4. Why don’t other dinosaurs have a caudal basket?
It is often hard to answer why some groups have a structure while other don’t, and this becomes particularly difficult when the function of the structure is not fully understood. If the function of the ‘caudal basket’ is to rigidify the tail of pachycephalosaurs, then the reason that other groups don’t have it is because many have found a different solution to the same problem. Many other ornithischians have longitudinal or paraxial tendons (usually called “ossified tendons”) in the form of a trellis or bundles. Some theropods stiffen their tail by extending the zygapophyses across numerous vertebrae. Until the function of these structures can be better established, we may not know the full significance of their occurrence.
5. Does the presence of a caudal basket tell us anything about head-butting behaviour in pachycephalosaurs?

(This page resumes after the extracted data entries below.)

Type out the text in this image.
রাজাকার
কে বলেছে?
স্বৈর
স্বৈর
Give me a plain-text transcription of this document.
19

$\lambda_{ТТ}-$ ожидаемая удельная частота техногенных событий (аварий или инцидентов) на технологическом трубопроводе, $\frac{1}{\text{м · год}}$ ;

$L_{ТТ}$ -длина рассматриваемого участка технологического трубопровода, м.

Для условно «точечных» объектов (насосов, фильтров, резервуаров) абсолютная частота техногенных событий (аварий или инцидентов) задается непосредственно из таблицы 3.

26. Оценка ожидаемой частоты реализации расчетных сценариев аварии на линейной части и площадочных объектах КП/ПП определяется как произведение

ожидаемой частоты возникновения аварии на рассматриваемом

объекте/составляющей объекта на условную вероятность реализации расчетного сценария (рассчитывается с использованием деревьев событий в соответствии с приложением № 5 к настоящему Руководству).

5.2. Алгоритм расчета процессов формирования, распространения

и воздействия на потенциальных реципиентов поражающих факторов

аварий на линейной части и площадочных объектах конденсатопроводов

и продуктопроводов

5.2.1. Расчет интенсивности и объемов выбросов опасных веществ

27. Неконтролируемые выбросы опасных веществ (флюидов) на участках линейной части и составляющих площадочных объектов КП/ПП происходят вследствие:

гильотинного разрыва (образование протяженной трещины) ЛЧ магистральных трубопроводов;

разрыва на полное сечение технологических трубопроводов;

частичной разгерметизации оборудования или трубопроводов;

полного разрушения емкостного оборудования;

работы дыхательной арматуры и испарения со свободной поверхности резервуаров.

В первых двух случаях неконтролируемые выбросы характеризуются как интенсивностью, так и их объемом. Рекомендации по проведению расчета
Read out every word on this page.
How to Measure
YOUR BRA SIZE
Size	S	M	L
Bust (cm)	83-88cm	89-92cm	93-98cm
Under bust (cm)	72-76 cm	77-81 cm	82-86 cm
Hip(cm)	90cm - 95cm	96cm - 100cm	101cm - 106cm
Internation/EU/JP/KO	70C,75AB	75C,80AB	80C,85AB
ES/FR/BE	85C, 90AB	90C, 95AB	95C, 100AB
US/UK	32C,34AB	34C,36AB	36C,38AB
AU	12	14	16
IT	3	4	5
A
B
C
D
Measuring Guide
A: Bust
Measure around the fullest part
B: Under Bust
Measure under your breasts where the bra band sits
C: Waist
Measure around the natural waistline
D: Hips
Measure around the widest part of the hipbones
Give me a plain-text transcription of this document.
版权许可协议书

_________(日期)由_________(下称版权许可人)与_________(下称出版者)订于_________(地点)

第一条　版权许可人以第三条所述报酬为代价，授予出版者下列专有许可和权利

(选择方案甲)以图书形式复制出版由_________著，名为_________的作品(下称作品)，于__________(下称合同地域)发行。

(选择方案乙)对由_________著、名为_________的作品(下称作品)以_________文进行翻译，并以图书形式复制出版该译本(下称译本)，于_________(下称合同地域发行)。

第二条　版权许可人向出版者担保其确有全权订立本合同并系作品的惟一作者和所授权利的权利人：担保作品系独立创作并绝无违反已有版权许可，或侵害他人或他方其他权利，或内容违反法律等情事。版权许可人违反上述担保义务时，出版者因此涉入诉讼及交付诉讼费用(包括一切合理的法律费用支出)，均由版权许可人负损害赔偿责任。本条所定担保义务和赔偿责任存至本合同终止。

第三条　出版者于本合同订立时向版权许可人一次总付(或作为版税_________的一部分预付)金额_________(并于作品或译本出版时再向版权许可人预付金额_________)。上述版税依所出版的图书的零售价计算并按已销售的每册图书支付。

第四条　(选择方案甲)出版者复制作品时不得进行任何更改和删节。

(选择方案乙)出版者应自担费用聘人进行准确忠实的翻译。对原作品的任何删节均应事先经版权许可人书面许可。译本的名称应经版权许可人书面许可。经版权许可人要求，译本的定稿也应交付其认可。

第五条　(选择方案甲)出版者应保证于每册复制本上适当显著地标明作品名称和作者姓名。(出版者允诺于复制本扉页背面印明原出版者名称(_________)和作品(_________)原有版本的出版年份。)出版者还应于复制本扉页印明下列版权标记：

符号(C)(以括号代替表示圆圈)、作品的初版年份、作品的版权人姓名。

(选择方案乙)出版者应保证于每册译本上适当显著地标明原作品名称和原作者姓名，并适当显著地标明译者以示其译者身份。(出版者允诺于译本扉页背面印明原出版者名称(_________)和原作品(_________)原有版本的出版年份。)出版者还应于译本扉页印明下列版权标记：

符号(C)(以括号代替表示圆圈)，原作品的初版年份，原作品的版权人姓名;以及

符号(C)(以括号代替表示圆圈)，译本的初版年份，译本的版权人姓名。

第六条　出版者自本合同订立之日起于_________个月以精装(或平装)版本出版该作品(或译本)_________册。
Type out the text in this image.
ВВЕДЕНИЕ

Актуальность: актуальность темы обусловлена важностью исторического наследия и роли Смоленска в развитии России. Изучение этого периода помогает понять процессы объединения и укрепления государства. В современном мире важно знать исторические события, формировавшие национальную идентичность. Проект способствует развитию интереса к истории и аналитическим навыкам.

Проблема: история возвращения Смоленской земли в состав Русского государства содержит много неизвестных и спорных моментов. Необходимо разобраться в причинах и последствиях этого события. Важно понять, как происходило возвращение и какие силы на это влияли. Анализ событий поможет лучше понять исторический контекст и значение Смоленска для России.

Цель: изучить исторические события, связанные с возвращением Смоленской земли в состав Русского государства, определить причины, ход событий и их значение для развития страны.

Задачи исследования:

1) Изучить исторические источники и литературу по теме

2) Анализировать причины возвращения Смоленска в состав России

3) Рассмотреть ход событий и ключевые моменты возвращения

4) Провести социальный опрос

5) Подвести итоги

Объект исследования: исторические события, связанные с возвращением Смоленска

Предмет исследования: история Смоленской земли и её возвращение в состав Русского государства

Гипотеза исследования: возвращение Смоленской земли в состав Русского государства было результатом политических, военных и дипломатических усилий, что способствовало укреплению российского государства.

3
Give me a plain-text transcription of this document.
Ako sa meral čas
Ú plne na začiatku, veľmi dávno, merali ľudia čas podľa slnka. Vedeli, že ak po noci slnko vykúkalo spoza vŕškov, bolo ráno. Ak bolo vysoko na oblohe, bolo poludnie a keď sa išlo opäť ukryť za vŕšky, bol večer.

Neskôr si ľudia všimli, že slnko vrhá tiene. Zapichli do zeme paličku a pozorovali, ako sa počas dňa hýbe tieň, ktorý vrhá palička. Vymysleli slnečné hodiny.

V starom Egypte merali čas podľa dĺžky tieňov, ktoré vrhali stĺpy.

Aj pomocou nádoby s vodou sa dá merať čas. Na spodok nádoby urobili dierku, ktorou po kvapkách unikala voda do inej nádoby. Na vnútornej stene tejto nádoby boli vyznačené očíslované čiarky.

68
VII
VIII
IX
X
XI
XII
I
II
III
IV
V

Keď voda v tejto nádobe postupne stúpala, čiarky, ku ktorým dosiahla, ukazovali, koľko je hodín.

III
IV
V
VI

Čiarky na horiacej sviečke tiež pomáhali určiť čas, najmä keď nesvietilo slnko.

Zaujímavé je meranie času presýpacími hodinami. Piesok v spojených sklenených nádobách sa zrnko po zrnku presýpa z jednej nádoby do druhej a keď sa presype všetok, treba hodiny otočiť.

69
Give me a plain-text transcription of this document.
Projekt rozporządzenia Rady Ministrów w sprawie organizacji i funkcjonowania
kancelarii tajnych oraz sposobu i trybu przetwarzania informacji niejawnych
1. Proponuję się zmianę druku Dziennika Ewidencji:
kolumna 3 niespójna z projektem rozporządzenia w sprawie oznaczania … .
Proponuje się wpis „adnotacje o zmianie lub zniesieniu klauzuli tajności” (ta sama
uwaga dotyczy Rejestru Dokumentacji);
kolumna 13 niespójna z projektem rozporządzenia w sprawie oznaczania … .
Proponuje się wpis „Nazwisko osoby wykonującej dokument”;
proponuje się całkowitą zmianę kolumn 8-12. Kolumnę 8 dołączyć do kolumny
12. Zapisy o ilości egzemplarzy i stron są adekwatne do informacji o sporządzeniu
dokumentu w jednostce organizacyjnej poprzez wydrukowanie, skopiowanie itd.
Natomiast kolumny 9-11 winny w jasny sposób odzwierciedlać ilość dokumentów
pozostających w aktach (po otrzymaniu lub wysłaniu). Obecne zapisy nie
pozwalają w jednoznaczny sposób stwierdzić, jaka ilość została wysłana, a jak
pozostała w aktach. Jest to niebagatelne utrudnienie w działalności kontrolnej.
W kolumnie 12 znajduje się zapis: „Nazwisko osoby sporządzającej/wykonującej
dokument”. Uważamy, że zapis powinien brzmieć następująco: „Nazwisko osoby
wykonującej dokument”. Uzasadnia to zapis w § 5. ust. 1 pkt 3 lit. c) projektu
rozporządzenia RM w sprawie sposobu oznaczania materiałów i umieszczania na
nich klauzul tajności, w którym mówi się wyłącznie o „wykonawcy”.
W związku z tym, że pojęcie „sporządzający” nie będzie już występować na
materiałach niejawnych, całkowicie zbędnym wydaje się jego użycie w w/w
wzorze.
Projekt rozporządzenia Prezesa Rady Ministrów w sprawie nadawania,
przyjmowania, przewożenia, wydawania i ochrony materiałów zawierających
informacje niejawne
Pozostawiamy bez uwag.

The caudal basket likely had significant implications for the posture and locomotion of pachycephalosaurs. It has been suggested by previous authors that it helped the tail to act as a tripodal prop, potentially during intraspecific behaviour. It would also have greatly stiffened the tail. Our analysis is consistent with these interpretations, and in that manner is consistent with the idea of head-butting behaviour in pachycephalosaurs.
The presence of the caudal basket has also been used to support the idea of agonistic flank butting behaviour in pachycephalosaurs (Goodwin et al., 1998), with the caudal basket acting as armor. We suggest that the morphology of the myorhabdoi is not consistent with armor seen in other groups, and this function in pachycephalosaurs seems unlikely.
Thanks very much Caleb! You can read more about pachycephalosaur tails in:
Brown CM, Russell AP. 2012. Homology and architecture of the caudal basket of Pachycephalosauria (Dinosauria: Ornithischia): the first occurrence of myorhabdoi in tetrapoda. PLoS ONE 7(1): e30212.